By focusing on individuals with a Class D felony or misdemeanor, Owens hopes to show that those with smaller violations shouldn’t have to carry the stigma of a conviction for the rest of their lives.
“I’ve heard testimony from people who committed the offense 20-25 years ago and they still can’t get jobs and certain other things because they have a felony. We talk about compassion. We talk about second chances and redemption, and I think all of that is wrapped into this,” he says.
The legislation is related in some ways to a larger “second chance” movement in Kentucky such as restoring felon voting rights, a ban the box ordinance in Louisville and public schools considering reforms allowing parents with felonies to volunteer at their child’s public school.
Under Owens’s measure, those who have their records expunged would have their voting rights granted along with other civic privileges.

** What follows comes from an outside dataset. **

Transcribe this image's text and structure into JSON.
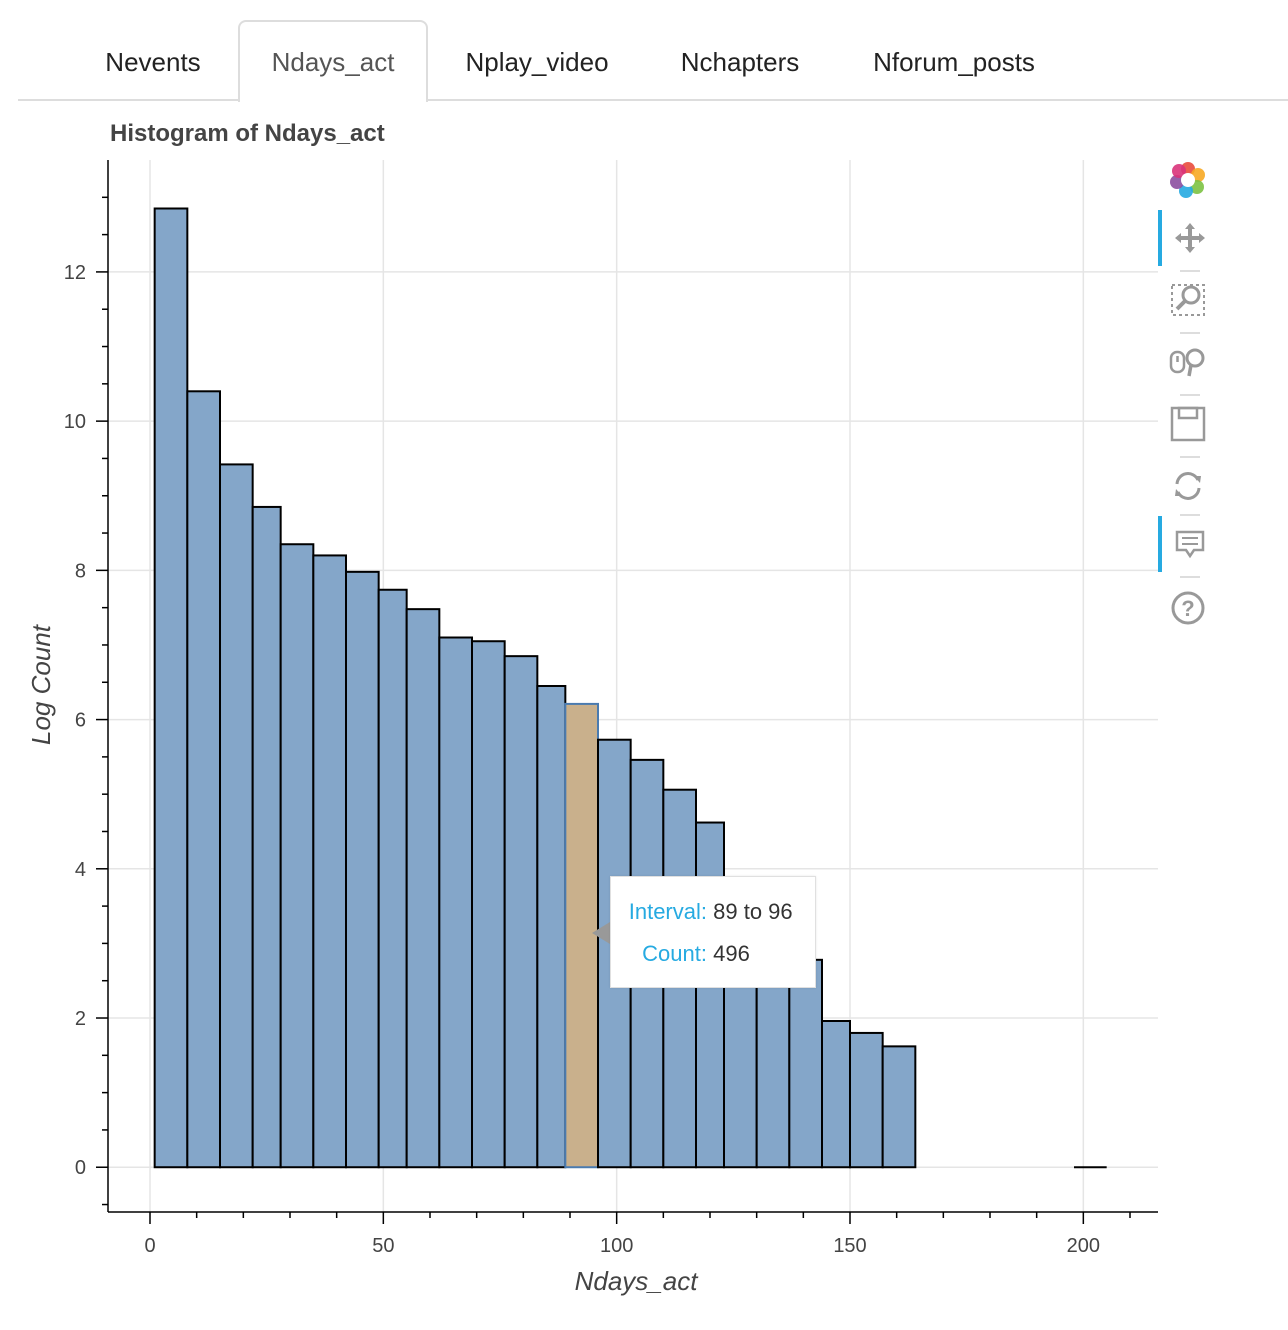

One early supporter of the bill is Sandra Williams of Lexington, who hopes the bill will help her niece, Amber Adams, get a better footing. In 2001, Williams turned in her then 19-year-old niece to police after Amber made dozens of unauthorized purchases using her mother’s credit card.
It seemed like a good idea at the time to scare the teenager straight, but Williams says over a decade later her now 31-year-old niece is a responsible citizen who has been turned into an outcast.
“We expect them to live under a bridge or pull themselves up by their bootstraps, but we took their straps,” she says.
It’s unclear how Owens’s measure will fare in the state legislature next year given past resistance to other bills aimed at helping Kentucky felons. Few lawmakers were willing to handicap the bill before the session begins on January 7, but some indicated they’re open to learning more about the proposal.
“I have some reservations about what exactly would be expunged and I don’t yet know which charges I’d be comfortable with,” says state Sen. Whitney Westerfield, R-Hopskinsville, who is chair of the Senate Judiciary Committee. “I can say a few of the ones I wouldn’t want it to apply to would be violent offenses, sex crimes and drug trafficking. That would be on the no-go list for me.”
Other key provisions of Owens’s bill include limiting the ability of companies to report criminal history information and the ability of prospective employers from inquiring about sealed records.
The state could fine those businesses up to $5,000 for failing to provide updated records or removing any information that is inaccurate, expunged or restricted.